Depends on how good looking she is.


----------



## ModernStyle (May 7, 2007)

Not knowing what you are doing can go both ways, many owners of companies also have no idea about what to do to maximize output and maintain quality.
I worked for a company once that was this way and they had alot of work, but they worked stupid. Guys were more worried about making sure everyone painted from left to right then they were about the way the wall looked when they were finished. Highest paid guy on the crew holding a light all day so another guy can patch walls.
The owner refused to ever tint primer, so we were throwing on extra coats of paint trying to make deep colors cover when tinted primer would have done the trick. Putting finish coat on walls then coming back to spray the door jambs which made us have to paint the walls again.
The owner was a hard ass and wanted everyone to quake with fear when he walked in, you werent allowed to suggest something to him, he always knew best. On one job we were spraying epoxy on a gym ceiling, we were also going to be spraying and back rolling some walls with latex. One sprayer is full of Epoxy thinner, we cant spray the epoxy untill the other trades are gone for the day. The other sprayer is full of water. The owner who has been crying to us everyday about the cost of the epoxy thinner wants us to use the pump with the thinner in it to spray the walls.
Now both of these sprayers are Graco 1095's, so I ask why we wouldnt use the sprayer with water in it on the walls so we wouldnt have to clean out so much and we could save thinner. The owner flips his lid and tells me he knows what he is doing and I am paid to roll not to tell him how to do things. He ends up putting the latex in the pump with the water in it just like I suggested, he was an idiot.
The laziest guy in the company was the owners favorite, not because he did good work or anything, because he kept the cleanest most organized van. The owner would actually have meetings to show us how nice the guy kept the van, not even a speck of paint on the seats. It didnt matter that the guy did very little work and once oversprayed 20 cars in a single night with epoxy because he refused to mask off some window openings, no the van was what mattered.
I dont know how they stay in business but they do, and they make tons of money, but it is like a zoo. I have worked for a few painting contractors in my day but I have never seen anything like what went on in that place.


----------



## Big Shoe (Jun 16, 2008)

KennMacMoragh said:


> Anywhere from $10 to $25 an hour, depending on what they know.

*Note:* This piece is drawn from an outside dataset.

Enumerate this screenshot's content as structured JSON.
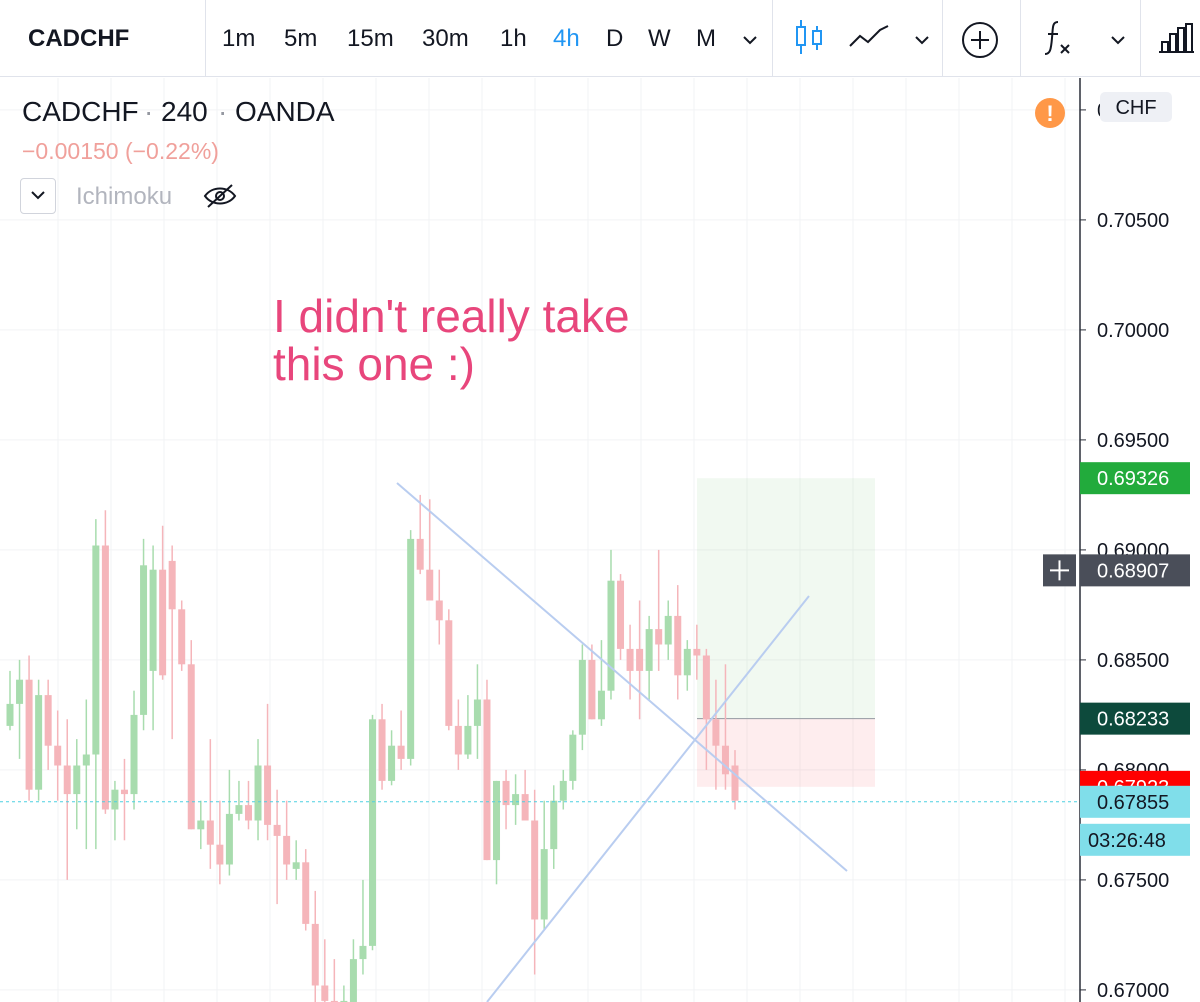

There you go. Start at ten,tell them it's all uphill from there. Pay increases as they get better.


----------



## WarriorWithWood (Jun 30, 2007)

10 to start (greenhorn), 15 helper, 20 carpenter, 25 lead here. I once heard somebody on the forums say they judge the area by going to McDonalds and looking at the price of a Big Mac and multiply it by 10 because they spend millions figuring out what each local market can bear.


----------



## FoilEffects (Dec 19, 2007)

When I paid help, dont any longer as I work from home designing and manufacturing mirrors now. But when I was a decorative painting contractor I would pay an experienced painter (top of the line with a minimum of 10 provable years experience) $25 per hour to start. Lets face it, if you pay a crappy wage or have to ask you are trying to figure out how to get it done CHEAP! You have to make a living but so does your helper. Helpers should be just that, someone that is experienced and HELPS, if you pay a crappy wage you will find yourself babysitting the helper, making you HIS/HER helper!!!! Experienced professional help costs money, your not free or cheap (well I guess I dont know that) so neither should your helper be!

The right helper can help you turn out professional work!


----------